Google, in response to the flood of recent concern about spam/content farms showing up in their results, have just announced a big change in their system of algorithms which calculate page rankings. They had previously published a Chrome plugin that lets you manually block results, and Google says the new algorithm blocks some 84% of the same sites that people were blocking with the plugin. I guess some people were controversially blocking non-spammy sites, rather than guess that Google's algorithm isn't good enough. Or isn't it?

Matt Cutts, the main anti-spam guy at Google, says the new algorithm change affects 11.8% of queries. Since the change is only effective in the US right now and I can browse from both Vietnam and the US, we can compare results and some one in eight queries should be improved.

So I tested "dog shampoo" out of the blue. I have never had a dog because I think they smell.
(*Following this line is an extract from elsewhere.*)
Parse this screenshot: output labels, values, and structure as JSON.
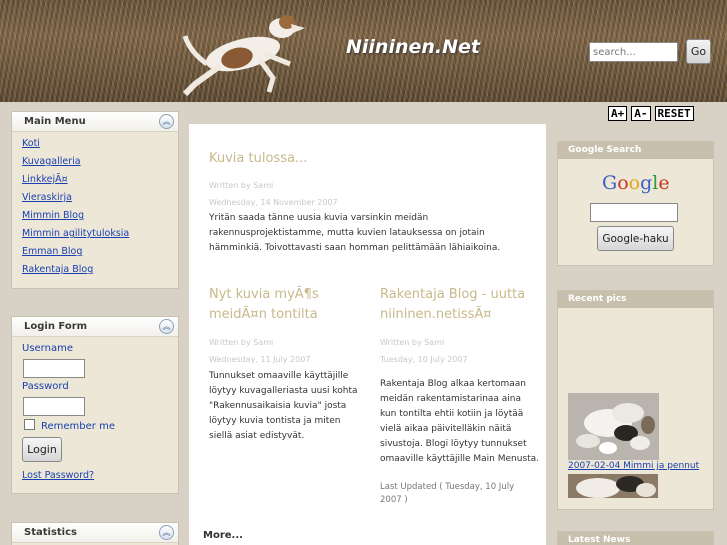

In Vietnam, high ranking results included drnaturalvet.com which had a low quality page of filler about dog shampoo and dogshampoo.info which is clearly a made-for-adsense site. In the US, the drnaturalvet link is much lower, but dogshampoo.info maintains the same high position. A link to content farm ehow.com is also lower now. And a link to dogshampoo.co.uk, a made-for-adsense site with nothing about dog shampoo at the time of indexing (see cache) is now gone too.

A search for winrar came up with fairly similar results in either country, and both maintained links to spam sites like software.informer.com.

A search for "tightvnc server authentication successful closed connection" punished duplicate content site pinoytech.org slightly but another duplicate/copy site efreedom.com maintained its position in the top 20. Both copy the StackExchange site SuperUser.com.

So it seems that the new algorithm change is an improvement, but I don't think it goes far enough to filter spammy results. While it may be a slight setback for those guys, they are still in the running and will be emboldened to try to rank higher.

There may still be a need for users to crowdsource a database of filtered spam sites until further algorithm improvements.

Note: The Atlantic did a similar test from India on "is botox safe" and "drywall dust" and found their results to be much improved.

Google Spam / Content Farm Filter

Submitted by tomo on January 21, 2011 - 3:06pm

There's been a lot of talk about the decrease in quality of Google search results over the years due to spammers / content farms with strong SEO skills. I'm glad I'm not the one who's been annoyed by this.

Google should know which sites are spam, content farms, or duplicated content. That they aren't properly filtering or demoting them could be due to a conflict of interest - they make money from the ads on those crap sites.

But we, as individuals, can easily distinguish the spam results from the quality ones and we do so everyday. If only there were a way to stop duplicating this effort.

If Google won't do this for us, then we can do this ourselves.

Here's what I want:
1. When I've been tricked into opening an ad-filled page without meaningful content, I want to go back to Google and mark that link as "spam", have that noted somewhere in the cloud so I can access it from any computer, and have future search queries filter out that link.

2. I probably don't want to see any pages from that domain show up on any other queries.

3. I probably don't want to see any pages that my friends have also marked as spam.

4. I probably don't want to see any pages that friends of my friends have also marked as spam.

5. I may even want to befriend / "follow" strangers just because they're good at marking spam.